In purchasing the company’s assets, Luken is receiving $4.5 million in intangible assets and $1 million in tangible assets. The deal also assigns several contracts to Luken. They include: contracts for the construction and completion of hulls 36, 38 and 40; a lease and a sublease between Christensen Shipyards and Christensen Group Inc., owner of shipyard real estate; and a business center lease between Christensen Shipyards and Hayden Corporation.
Luken said Tuesday he envisions operating two shipyards — Christensen and one in Vonore, Tenn., that’s 95 percent completed.
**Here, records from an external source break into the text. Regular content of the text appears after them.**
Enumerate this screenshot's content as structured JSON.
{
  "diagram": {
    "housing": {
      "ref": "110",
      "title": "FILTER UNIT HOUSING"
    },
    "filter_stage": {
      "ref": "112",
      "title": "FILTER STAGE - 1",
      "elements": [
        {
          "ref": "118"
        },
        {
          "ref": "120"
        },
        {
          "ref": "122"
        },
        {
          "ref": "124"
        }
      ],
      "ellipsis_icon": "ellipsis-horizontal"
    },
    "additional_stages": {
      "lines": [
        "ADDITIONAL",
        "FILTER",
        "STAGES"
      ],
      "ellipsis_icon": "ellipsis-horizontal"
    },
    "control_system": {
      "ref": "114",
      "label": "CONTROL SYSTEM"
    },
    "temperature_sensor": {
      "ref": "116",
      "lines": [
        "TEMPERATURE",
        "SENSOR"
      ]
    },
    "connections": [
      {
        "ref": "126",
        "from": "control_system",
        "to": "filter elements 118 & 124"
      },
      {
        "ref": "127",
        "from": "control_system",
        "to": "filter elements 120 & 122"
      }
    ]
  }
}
Eventually, Luken said, he’d like to see the Vancouver site build “slightly smaller” yachts than the 164-foot vessels it has produced.
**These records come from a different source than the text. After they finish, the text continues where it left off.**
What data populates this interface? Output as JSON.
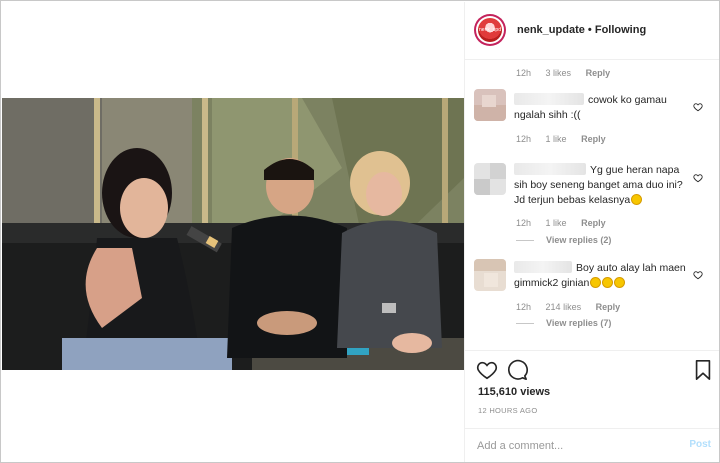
{
  "post": {
    "username": "nenk_update",
    "separator": "•",
    "follow_status": "Following",
    "avatar_caption": "nenk_upd"
  },
  "top_meta": {
    "time": "12h",
    "likes": "3 likes",
    "reply": "Reply"
  },
  "comments": [
    {
      "text": "cowok ko gamau ngalah sihh :((",
      "time": "12h",
      "likes": "1 like",
      "reply": "Reply",
      "view_replies": ""
    },
    {
      "text": "Yg gue heran napa sih boy seneng banget ama duo ini? Jd terjun bebas kelasnya",
      "time": "12h",
      "likes": "1 like",
      "reply": "Reply",
      "view_replies": "View replies (2)"
    },
    {
      "text": "Boy auto alay lah maen gimmick2 ginian",
      "time": "12h",
      "likes": "214 likes",
      "reply": "Reply",
      "view_replies": "View replies (7)"
    }
  ],
  "stats": {
    "views": "115,610 views",
    "posted": "12 HOURS AGO"
  },
  "composer": {
    "placeholder": "Add a comment...",
    "post_label": "Post"
  },
  "icons": {
    "like": "heart-icon",
    "comment": "comment-icon",
    "save": "bookmark-icon",
    "comment_like": "heart-icon"
  },
  "colors": {
    "accent": "#3897f0",
    "post_disabled": "#b2dffc",
    "muted": "#8e8e8e"
  }
}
At the same time, he said, he envisions the 440,000-square-foot facility in Vonore producing 170-foot to 220-foot vessels. “It’s a monster,” Luken said of that facility. “You can land a small airplane inside the building.”
As to his ownership and operation of Christensen Shipyards, Luken said, “I think we can make money here.” He added, “I think we can make as good a product that ever came out of here. If anything, we’ll make boats better than they were ever (made) before.”
‘No other party’
Gonzales set the receivership process in motion on March 20, when he appointed Stover to assume control of the assets of Christensen Shipyards. The judge’s decision was favorable to two parties, including Luken, who filed a lawsuit against the company asking the court to appoint a receiver.
Eventually, Stover reported to the court that he had restored operations at the company and re-hired more than 70 employees. In May, Stover proposed selling Christensen’s assets to Luken. Stover told the court that while he’d been in discussions with various potential purchasers, not just Luken, “no other party has submitted an offer or letter of intent acceptable to the Receiver for the purchase of Christensen’s assets.”
The first sign of Christensen’s financial problems emerged in December 2014, when the company announced it was “currently working on a multipart ownership restructure.” In February, one employee told The Columbian that Christensen’s workforce had steadily declined through furloughs and layoffs, from a range of 400 to 450 down to a range of 100 to 110. Other employees, who wished to remain anonymous, cited similar numbers to the newspaper.